During heavy rains earlier in this year, her owners kept her inside continuously, where she had to eventually toilet. Now, her toilet training has gone "out the window".
And countless dog owners tell me that their dogs won't go outside in the rain because they "don't like getting their feet wet".
... Their dogs won't go outside in the rain because they 'don't like getting their feet wet'.
And more rain is predicted. But these scenarios are a good reminder that we need to ensure that our animals can go to the toilet when they want to.
We don't like to hang on, and they don't either. The following suggestions may help.
1. Even for cats who normally toilet outside, provision of litter trays indoors gives them choice.
2. Provide one tray for each cat in the household, plus one. For Dani's household, that means 3+1 trays, i.e. 4.
3. Cats can have preferences with regards to litter. Some prefer recycled paper, others are happy with clumping litter or crystals.
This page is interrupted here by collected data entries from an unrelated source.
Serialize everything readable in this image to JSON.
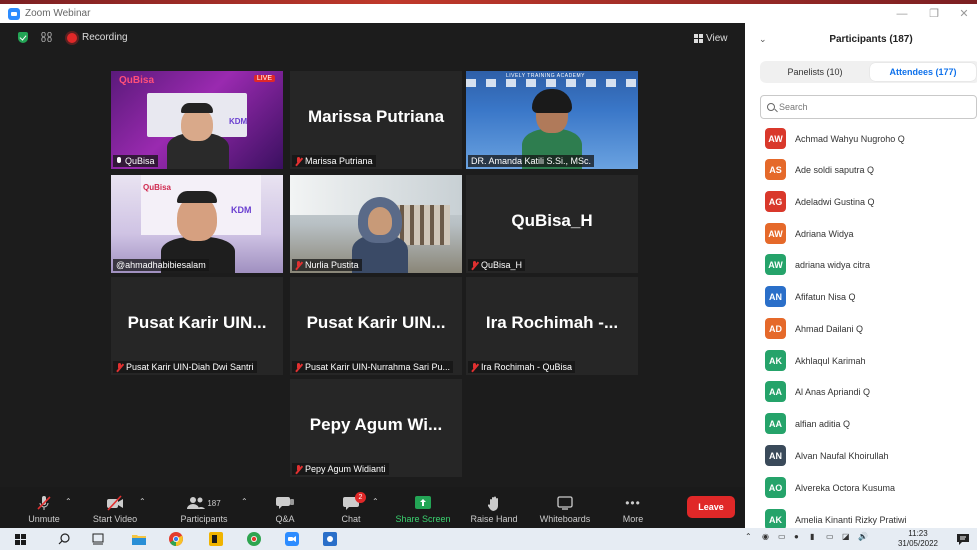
{
  "window": {
    "title": "Zoom Webinar"
  },
  "meeting_bar": {
    "recording_label": "Recording",
    "view_label": "View"
  },
  "tiles": [
    {
      "name": "QuBisa",
      "big": "",
      "video": true
    },
    {
      "name": "Marissa Putriana",
      "big": "Marissa Putriana",
      "video": false
    },
    {
      "name": "DR. Amanda Katili S.Si., MSc.",
      "big": "",
      "video": true
    },
    {
      "name": "@ahmadhabibiesalam",
      "big": "",
      "video": true
    },
    {
      "name": "Nurlia Pustita",
      "big": "",
      "video": true
    },
    {
      "name": "QuBisa_H",
      "big": "QuBisa_H",
      "video": false
    },
    {
      "name": "Pusat Karir UIN-Diah Dwi Santri",
      "big": "Pusat Karir UIN...",
      "video": false
    },
    {
      "name": "Pusat Karir UIN-Nurrahma Sari Pu...",
      "big": "Pusat Karir UIN...",
      "video": false
    },
    {
      "name": "Ira Rochimah - QuBisa",
      "big": "Ira Rochimah -...",
      "video": false
    },
    {
      "name": "Pepy Agum Widianti",
      "big": "Pepy Agum Wi...",
      "video": false
    }
  ],
  "tile_overlay": {
    "live_badge": "LIVE",
    "brand": "QuBisa",
    "academy_banner": "LIVELY TRAINING ACADEMY",
    "kdm": "KDM"
  },
  "toolbar": {
    "unmute": "Unmute",
    "start_video": "Start Video",
    "participants": "Participants",
    "participants_count": "187",
    "qa": "Q&A",
    "chat": "Chat",
    "chat_badge": "2",
    "share_screen": "Share Screen",
    "raise_hand": "Raise Hand",
    "whiteboards": "Whiteboards",
    "more": "More",
    "leave": "Leave"
  },
  "panel": {
    "title": "Participants (187)",
    "tab_panelists": "Panelists (10)",
    "tab_attendees": "Attendees (177)",
    "search_placeholder": "Search",
    "attendees": [
      {
        "initials": "AW",
        "name": "Achmad Wahyu Nugroho Q",
        "color": "#d9382b"
      },
      {
        "initials": "AS",
        "name": "Ade soldi saputra Q",
        "color": "#e5692a"
      },
      {
        "initials": "AG",
        "name": "Adeladwi Gustina Q",
        "color": "#d9382b"
      },
      {
        "initials": "AW",
        "name": "Adriana Widya",
        "color": "#e5692a"
      },
      {
        "initials": "AW",
        "name": "adriana widya citra",
        "color": "#25a36a"
      },
      {
        "initials": "AN",
        "name": "Afifatun Nisa Q",
        "color": "#2a6fc9"
      },
      {
        "initials": "AD",
        "name": "Ahmad Dailani Q",
        "color": "#e5692a"
      },
      {
        "initials": "AK",
        "name": "Akhlaqul Karimah",
        "color": "#25a36a"
      },
      {
        "initials": "AA",
        "name": "Al Anas Apriandi Q",
        "color": "#25a36a"
      },
      {
        "initials": "AA",
        "name": "alfian aditia Q",
        "color": "#25a36a"
      },
      {
        "initials": "AN",
        "name": "Alvan Naufal Khoirullah",
        "color": "#3a4a5a"
      },
      {
        "initials": "AO",
        "name": "Alvereka Octora Kusuma",
        "color": "#25a36a"
      },
      {
        "initials": "AK",
        "name": "Amelia Kinanti Rizky Pratiwi",
        "color": "#25a36a"
      }
    ]
  },
  "taskbar": {
    "time": "11:23",
    "date": "31/05/2022"
  }
}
If you aren't sure, offer a selection and work out the favourite.
1. Most dogs need to go out to the toilet at least four times a day (more frequently if they are puppies).
2. Some dogs (especially puppies) are more distracted when it is raining and may take longer.
Take an umbrella and wear a raincoat so you don't have to rush them. Most don't mind getting a little wet, and are happy for a gentle towel-down afterwards.
3. If dogs toilet inside, train them to use a designated spot. For example, you can purchase a dog toilet with artificial grass that dogs can be trained to toilet on. There are also places that sell weekly or fortnightly subscriptions to real grass which can be placed on a balcony or indoors for that purpose.
In general, if animals like to toilet outside and you can, consider erecting a temporary cover to protect them from the rain while they are going.
Animals are more likely to go if you stick to their usual routine as closely as possible. That said, it's also important to take advantages of those windows where there is a break in the weather.
Animals that have access to a cat or dog door can exercise a bit more choice as to when to go outside.
If you are concerned that your pet isn't toileting, or is having trouble in that department, contact your veterinarian.